The scenery along
Highways 9 and 36 challenges many people’s belief that Kansas is flat
and treeless. Even in western Kansas, the road undulates over rolling hills and
trees line meandering waterways that lead into either the Solomon or the
Republican Rivers. This lovely grass covered country makes it easy to
understand why native inhabitants fought so hard to continue hunting and living
in its sheltered valleys.
Even today, it’s clear to anyone who’s traveled the stark
dry and treeless Santa Fe Trail across southern Kansas into Colorado that this
northern route has more trees and fresh water. That would explain why partners who
successfully ran Majors, Waddell, and Russell freighting business between
Leavenworth and Denver would organize a
stage line for travelers to the gold fields 1859 using this trail . They named
their brainchild the Leavenworth and Pikes Peak Express and charged passengers
$125 one-way for a quick one to two
week journey to the Rockies (amazing how the definition of quick has changed
with the advent of cars and airplanes).
The surveyed course had 26 stations that provided meals,
lodging, new horses, and fresh drivers.
Unique in this business, the company allowed station operators’ families
to join them at these remote outposts located near either the Solomon or
Republican Rivers. Little documentation of actual sites exists, but George Root
and Russell Hickman jointly published an article in the Kansas Quarterly in
1944 providing some record of these locales.
Station 12 was located
“In Smith county, probably a little south of the forks of Beaver creek,
about seven miles southwest of present Smith Center.” One diarist recorded the
following fact about this site, “At Station Twelve where we dined, the
carcasses of seven buffaloes were half submerged in the creek. Yesterday a herd
of three thousand crossed the stream, leaping down the steep banks. A few broke
their necks by the fall; others were trampled to death by those pressing on
from behind.”
Down the road was Station 13, near present day Kirwin. Newspaperman Horace Greeley describes a tent
lodging in a journal entry of his trip on the Express. “I write in the
station-tent (having been driven from our wagon by the operation of greasing
its wheels, which was found to interfere with the steadiness of my
hastily-improvised table), with the buffalo visible on the ridges south and
every way but north of us.”
Travelers today can see a replica of Station 15 near Highway 36, on the west edge of Norton, Kansas. According to a Mr. Richardson traveling through in in 1859, “We spent the night at Station Fifteen, kept by an ex-Cincinnati lawyer, who with his wife, formerly an actress at the Bowery Theater, is now cooking meals and making beds for stage passengers on the great desert three hundred miles beyond civilization.
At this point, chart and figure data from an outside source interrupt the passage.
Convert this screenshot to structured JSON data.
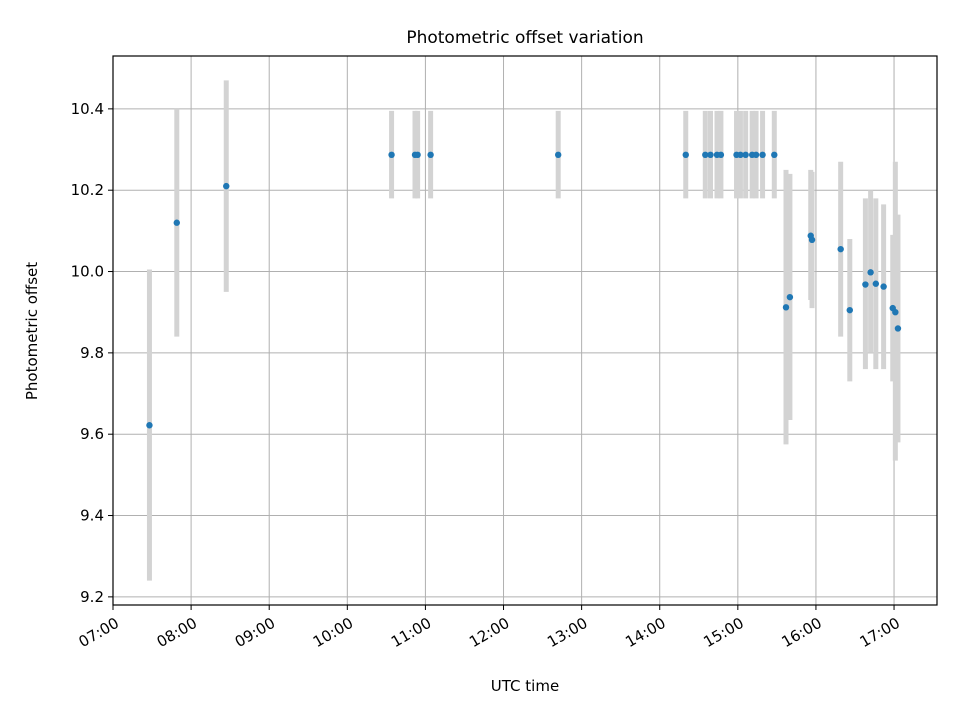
{
  "chart_data": {
    "type": "scatter",
    "title": "Photometric offset variation",
    "xlabel": "UTC time",
    "ylabel": "Photometric offset",
    "xlim": [
      "07:00",
      "17:33"
    ],
    "ylim": [
      9.18,
      10.53
    ],
    "x_ticks": [
      "07:00",
      "08:00",
      "09:00",
      "10:00",
      "11:00",
      "12:00",
      "13:00",
      "14:00",
      "15:00",
      "16:00",
      "17:00"
    ],
    "y_ticks": [
      9.2,
      9.4,
      9.6,
      9.8,
      10.0,
      10.2,
      10.4
    ],
    "grid": true,
    "colors": {
      "points": "#1f77b4",
      "error_bars": "#d3d3d3",
      "grid": "#b0b0b0"
    },
    "series": [
      {
        "points": [
          {
            "x": "07:28",
            "y": 9.622,
            "err_low": 9.24,
            "err_high": 10.005
          },
          {
            "x": "07:49",
            "y": 10.12,
            "err_low": 9.84,
            "err_high": 10.4
          },
          {
            "x": "08:27",
            "y": 10.21,
            "err_low": 9.95,
            "err_high": 10.47
          },
          {
            "x": "10:34",
            "y": 10.287,
            "err_low": 10.18,
            "err_high": 10.395
          },
          {
            "x": "10:52",
            "y": 10.287,
            "err_low": 10.18,
            "err_high": 10.395
          },
          {
            "x": "10:54",
            "y": 10.287,
            "err_low": 10.18,
            "err_high": 10.395
          },
          {
            "x": "11:04",
            "y": 10.287,
            "err_low": 10.18,
            "err_high": 10.395
          },
          {
            "x": "12:42",
            "y": 10.287,
            "err_low": 10.18,
            "err_high": 10.395
          },
          {
            "x": "14:20",
            "y": 10.287,
            "err_low": 10.18,
            "err_high": 10.395
          },
          {
            "x": "14:35",
            "y": 10.287,
            "err_low": 10.18,
            "err_high": 10.395
          },
          {
            "x": "14:39",
            "y": 10.287,
            "err_low": 10.18,
            "err_high": 10.395
          },
          {
            "x": "14:44",
            "y": 10.287,
            "err_low": 10.18,
            "err_high": 10.395
          },
          {
            "x": "14:47",
            "y": 10.287,
            "err_low": 10.18,
            "err_high": 10.395
          },
          {
            "x": "14:59",
            "y": 10.287,
            "err_low": 10.18,
            "err_high": 10.395
          },
          {
            "x": "15:02",
            "y": 10.287,
            "err_low": 10.18,
            "err_high": 10.395
          },
          {
            "x": "15:06",
            "y": 10.287,
            "err_low": 10.18,
            "err_high": 10.395
          },
          {
            "x": "15:11",
            "y": 10.287,
            "err_low": 10.18,
            "err_high": 10.395
          },
          {
            "x": "15:14",
            "y": 10.287,
            "err_low": 10.18,
            "err_high": 10.395
          },
          {
            "x": "15:19",
            "y": 10.287,
            "err_low": 10.18,
            "err_high": 10.395
          },
          {
            "x": "15:28",
            "y": 10.287,
            "err_low": 10.18,
            "err_high": 10.395
          },
          {
            "x": "15:37",
            "y": 9.912,
            "err_low": 9.575,
            "err_high": 10.25
          },
          {
            "x": "15:40",
            "y": 9.937,
            "err_low": 9.635,
            "err_high": 10.24
          },
          {
            "x": "15:56",
            "y": 10.088,
            "err_low": 9.93,
            "err_high": 10.25
          },
          {
            "x": "15:57",
            "y": 10.078,
            "err_low": 9.91,
            "err_high": 10.245
          },
          {
            "x": "16:19",
            "y": 10.055,
            "err_low": 9.84,
            "err_high": 10.27
          },
          {
            "x": "16:26",
            "y": 9.905,
            "err_low": 9.73,
            "err_high": 10.08
          },
          {
            "x": "16:38",
            "y": 9.968,
            "err_low": 9.76,
            "err_high": 10.18
          },
          {
            "x": "16:42",
            "y": 9.998,
            "err_low": 9.8,
            "err_high": 10.2
          },
          {
            "x": "16:46",
            "y": 9.97,
            "err_low": 9.76,
            "err_high": 10.18
          },
          {
            "x": "16:52",
            "y": 9.963,
            "err_low": 9.76,
            "err_high": 10.165
          },
          {
            "x": "16:59",
            "y": 9.91,
            "err_low": 9.73,
            "err_high": 10.09
          },
          {
            "x": "17:01",
            "y": 9.9,
            "err_low": 9.535,
            "err_high": 10.27
          },
          {
            "x": "17:03",
            "y": 9.86,
            "err_low": 9.58,
            "err_high": 10.14
          }
        ]
      }
    ]
  }
}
Our road, following the valley of the Republican River, is here two thousand three hundred feet above sea-level. . . . Day's travel fifty-six miles.”
According to Horace Greeley’s notes, this was the halfway point between Leavenworth and the goldfields. It took his stage a week to get to this point, and he expected to take another week to reach his destination. Nowadays, we could make this trip easily in nine hours. It’s hard to imagine thinking two weeks was a swift journey.
The Quarterly article details encounters with the Arapaho, Cheyenne, and Kiowa as well as stage coach wrecks and buffalo related traffic jams. While you’re making good time cruising smooth asphalt, remember those adventurous souls who traveled the Leavenworth Pikes Peak Express, hoping to hit pay dirt in the Rockies.